On The Town!
We made a brief stop for a snack and then we were off to the ballet. Lyalya had scored us tickets to Anyuta, a ballet based, oddly, on a movie based on a short story. I don’t go to the ballet at home, and I only rarely find myself at an opera or the symphony, so I was super excited. We entertained ourselves taking photos in the gorgeous surroundings.
Anyuta is unusual; it was first staged for television in 1982. Aleksander Belinsky, the screenwriter and director, had always wanted to do a T.V. ballet based on a Chekhov story. He heard a certain waltz by Gavrilin and thought, “Hey! That waltz sounds really Chekhov-like!” So he put together the T.V. version based on one of the author’s short stories and it was a huge hit, not just in the Soviet Union, but also in Europe. Eventually the T.V. version was made into a stage version in 1986.
You can certainly tell that this is a ballet with modern sensibilities, from the music to the dances to the plot. It wasn’t modern in the sense that there was nothing really weird. Nothing avant-garde.
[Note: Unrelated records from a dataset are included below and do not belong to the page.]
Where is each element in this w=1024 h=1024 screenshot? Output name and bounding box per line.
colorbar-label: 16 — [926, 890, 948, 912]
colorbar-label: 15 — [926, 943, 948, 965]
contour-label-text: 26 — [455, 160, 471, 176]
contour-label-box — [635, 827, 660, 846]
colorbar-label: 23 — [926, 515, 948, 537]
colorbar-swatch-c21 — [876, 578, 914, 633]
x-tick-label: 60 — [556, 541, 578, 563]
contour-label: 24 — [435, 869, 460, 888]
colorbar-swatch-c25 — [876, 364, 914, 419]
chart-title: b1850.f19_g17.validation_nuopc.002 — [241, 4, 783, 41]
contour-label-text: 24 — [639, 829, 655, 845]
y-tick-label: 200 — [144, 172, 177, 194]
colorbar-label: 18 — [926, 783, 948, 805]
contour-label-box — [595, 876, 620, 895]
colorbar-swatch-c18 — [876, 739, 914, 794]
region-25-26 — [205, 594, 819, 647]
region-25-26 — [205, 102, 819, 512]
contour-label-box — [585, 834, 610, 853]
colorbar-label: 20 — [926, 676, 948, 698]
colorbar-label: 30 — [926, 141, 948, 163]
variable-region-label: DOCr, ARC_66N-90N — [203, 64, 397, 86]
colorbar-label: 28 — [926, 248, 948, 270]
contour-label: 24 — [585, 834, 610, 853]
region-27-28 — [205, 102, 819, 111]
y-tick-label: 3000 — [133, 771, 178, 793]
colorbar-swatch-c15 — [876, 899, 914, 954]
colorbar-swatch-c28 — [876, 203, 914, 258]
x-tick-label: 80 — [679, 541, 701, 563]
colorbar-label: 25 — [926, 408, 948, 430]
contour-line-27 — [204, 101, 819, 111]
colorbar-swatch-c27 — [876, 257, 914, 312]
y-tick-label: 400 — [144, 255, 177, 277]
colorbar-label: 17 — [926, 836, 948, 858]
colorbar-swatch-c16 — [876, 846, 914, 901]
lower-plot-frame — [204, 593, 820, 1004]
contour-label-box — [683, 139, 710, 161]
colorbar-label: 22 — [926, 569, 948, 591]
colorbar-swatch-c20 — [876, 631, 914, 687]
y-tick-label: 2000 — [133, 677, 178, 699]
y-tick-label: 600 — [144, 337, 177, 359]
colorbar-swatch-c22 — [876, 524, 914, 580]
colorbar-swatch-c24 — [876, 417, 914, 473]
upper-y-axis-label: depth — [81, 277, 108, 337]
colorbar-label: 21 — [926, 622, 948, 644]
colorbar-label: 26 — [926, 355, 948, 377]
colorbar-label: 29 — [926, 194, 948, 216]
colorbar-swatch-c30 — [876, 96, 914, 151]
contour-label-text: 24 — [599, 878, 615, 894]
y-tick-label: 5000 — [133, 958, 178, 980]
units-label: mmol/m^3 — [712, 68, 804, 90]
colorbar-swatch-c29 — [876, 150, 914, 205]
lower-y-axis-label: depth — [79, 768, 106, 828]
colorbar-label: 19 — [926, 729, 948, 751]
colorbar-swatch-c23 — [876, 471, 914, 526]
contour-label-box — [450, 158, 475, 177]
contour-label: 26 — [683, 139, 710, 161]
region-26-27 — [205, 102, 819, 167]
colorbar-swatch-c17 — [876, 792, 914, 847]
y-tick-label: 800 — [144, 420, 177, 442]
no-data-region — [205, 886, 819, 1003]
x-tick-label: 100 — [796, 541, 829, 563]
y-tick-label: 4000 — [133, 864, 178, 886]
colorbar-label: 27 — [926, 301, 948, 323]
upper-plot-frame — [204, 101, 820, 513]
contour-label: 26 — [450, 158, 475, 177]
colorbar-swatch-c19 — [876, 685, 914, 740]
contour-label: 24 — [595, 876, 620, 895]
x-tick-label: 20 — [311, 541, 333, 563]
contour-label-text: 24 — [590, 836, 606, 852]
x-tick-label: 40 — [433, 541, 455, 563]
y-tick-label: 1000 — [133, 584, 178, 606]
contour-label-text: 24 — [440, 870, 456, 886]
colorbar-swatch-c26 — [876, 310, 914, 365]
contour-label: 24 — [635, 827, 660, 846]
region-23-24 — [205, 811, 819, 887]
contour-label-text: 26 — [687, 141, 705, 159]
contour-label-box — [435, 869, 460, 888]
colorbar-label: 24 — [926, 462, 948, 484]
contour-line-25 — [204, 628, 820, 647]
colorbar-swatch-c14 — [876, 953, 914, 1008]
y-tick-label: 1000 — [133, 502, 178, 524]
But there was a certain sense of humor in the production that you wouldn’t see in some other work of classical ballet like Swan Lake or something. And the plot is typical Chekhov in that nothing ends the way you think it will.
Anyuta is the oldest of three children. When she’s in her late teens her mother dies, leaving her with all the responsibility of caring for her father and her two younger brothers. Her father becomes an indebted alcoholic and the family teeters on the edge of complete ruin. Anyuta uses her only resource– her own self– to help her family by marrying an older, wealthier (yet boring and ugly) man. But this man doesn’t let her help her family at all. In fact, he barely even feeds her. But he certainly makes sure that she is clothed in the finest fashions and is dripping in jewels when she goes outside the house. After all, he is hoping that by having a young and beautiful wife, he will advance in his career.
As Anyuta makes her way in high society, she becomes the “It” girl of her time. Her husband is delighted when she begins affairs with his superiors and he is soon awarded the coveted Order of St. Anne. She delights in her new power and tells her husband to get lost. And here’s the kicker: she then tells her family to get lost, too. Checkhov was certainly no sentimental schmaltzer.
Afterwards we met up with Lyalya’s friend Aliyah for a late dinner. While we were waiting for our taxi to supposedly arrive, someone else jumped into it and sped away. This made Lyalya very upset as she contacted the taxi company. “You must send a taxi immediately!” she ordered. “The foreigner is freezing!!!!!”
We drank to our health and ate some very pretty food before collapsing into bed for the night.